The Hamas regime in Gaza is, of course, not a High Contracting Party, and, more importantly, Israel has reason to fear both that aid provisions are diverted by Hamas and that a direct advantage is accrued to it by such diversions. Not only does Hamas take provisions for its own forces, but its authorities sell provisions donated by foreign bodies and use the money to finance its war. It’s notable that the first reports of Hamas’s financial difficulties emerged only in the past few weeks, once provisions were blocked.

Yet, since the war began, even European states considered friendly to Israel have repeatedly demanded that Israel “allow unhindered passage of humanitarian aid” and refrain from seizing territory or imposing “demographic change”—which means, in practice, that Gazan civilians can’t seek refuge abroad.
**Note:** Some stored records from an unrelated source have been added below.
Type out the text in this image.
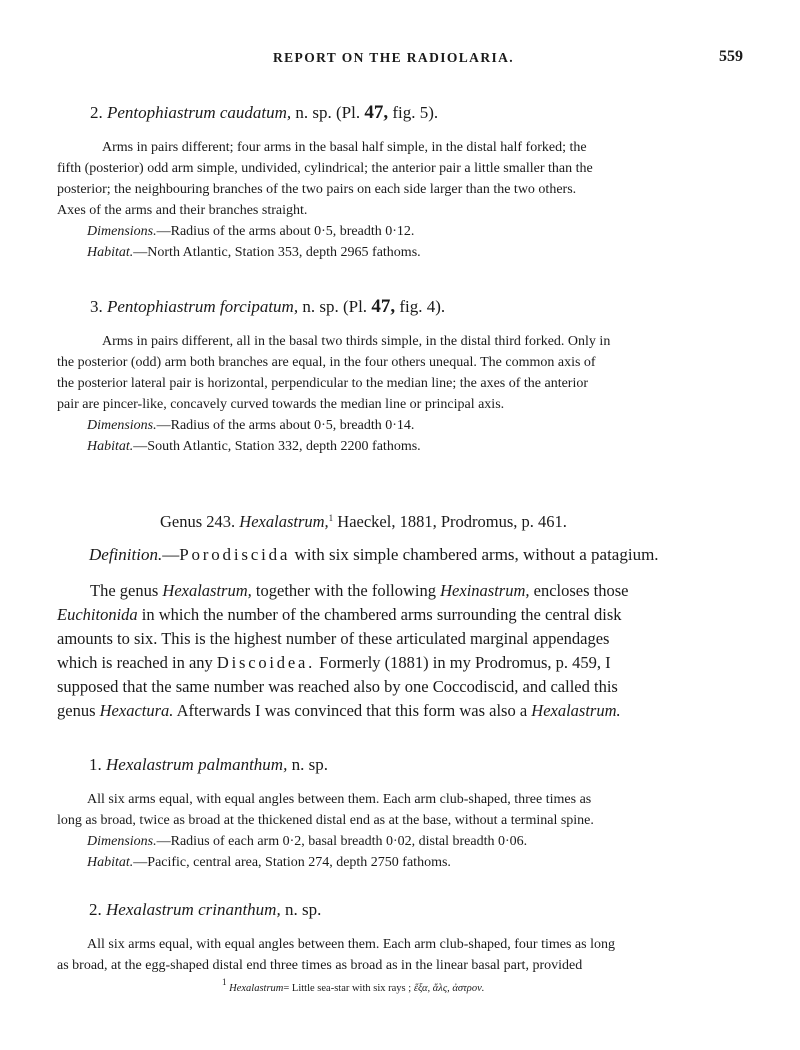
REPORT ON THE RADIOLARIA.	559
2. Pentophiastrum caudatum, n. sp. (Pl. 47, fig. 5).

Arms in pairs different; four arms in the basal half simple, in the distal half forked; the

fifth (posterior) odd arm simple, undivided, cylindrical; the anterior pair a little smaller than the

posterior; the neighbouring branches of the two pairs on each side larger than the two others.

Axes of the arms and their branches straight.

Dimensions.—Radius of the arms about 0·5, breadth 0·12.

Habitat.—North Atlantic, Station 353, depth 2965 fathoms.

3. Pentophiastrum forcipatum, n. sp. (Pl. 47, fig. 4).

Arms in pairs different, all in the basal two thirds simple, in the distal third forked. Only in

the posterior (odd) arm both branches are equal, in the four others unequal. The common axis of

the posterior lateral pair is horizontal, perpendicular to the median line; the axes of the anterior

pair are pincer-like, concavely curved towards the median line or principal axis.

Dimensions.—Radius of the arms about 0·5, breadth 0·14.

Habitat.—South Atlantic, Station 332, depth 2200 fathoms.

Genus 243. Hexalastrum,$^1$ Haeckel, 1881, Prodromus, p. 461.
Definition.—Porodiscida with six simple chambered arms, without a patagium.

The genus Hexalastrum, together with the following Hexinastrum, encloses those

Euchitonida in which the number of the chambered arms surrounding the central disk

amounts to six. This is the highest number of these articulated marginal appendages

which is reached in any Discoidea. Formerly (1881) in my Prodromus, p. 459, I

supposed that the same number was reached also by one Coccodiscid, and called this

genus Hexactura. Afterwards I was convinced that this form was also a Hexalastrum.

1. Hexalastrum palmanthum, n. sp.

All six arms equal, with equal angles between them. Each arm club-shaped, three times as

long as broad, twice as broad at the thickened distal end as at the base, without a terminal spine.

Dimensions.—Radius of each arm 0·2, basal breadth 0·02, distal breadth 0·06.

Habitat.—Pacific, central area, Station 274, depth 2750 fathoms.

2. Hexalastrum crinanthum, n. sp.

All six arms equal, with equal angles between them. Each arm club-shaped, four times as long

as broad, at the egg-shaped distal end three times as broad as in the linear basal part, provided

$^1$ Hexalastrum= Little sea-star with six rays ; ἕξα, ἅλς, ἀστρον.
These principles don’t merely constitute a separate system of international law that applies only to Israel, but prolong the suffering of the people they are ostensibly meant to protect:

By insisting that Hamas can’t lose any territory in the war it launched, the international community has invented a norm that never before existed and removed one of the few levers Israel has to pressure it to end the war and release the hostages.

These commitments have . . . made the plight of the hostages much worse and much longer. They made the war much longer than necessary and much deadlier for both sides. And they locked a large civilian population in a war zone where the de-facto governing authority was not only indifferent to civilian losses on its own side, but actually had much to gain by it.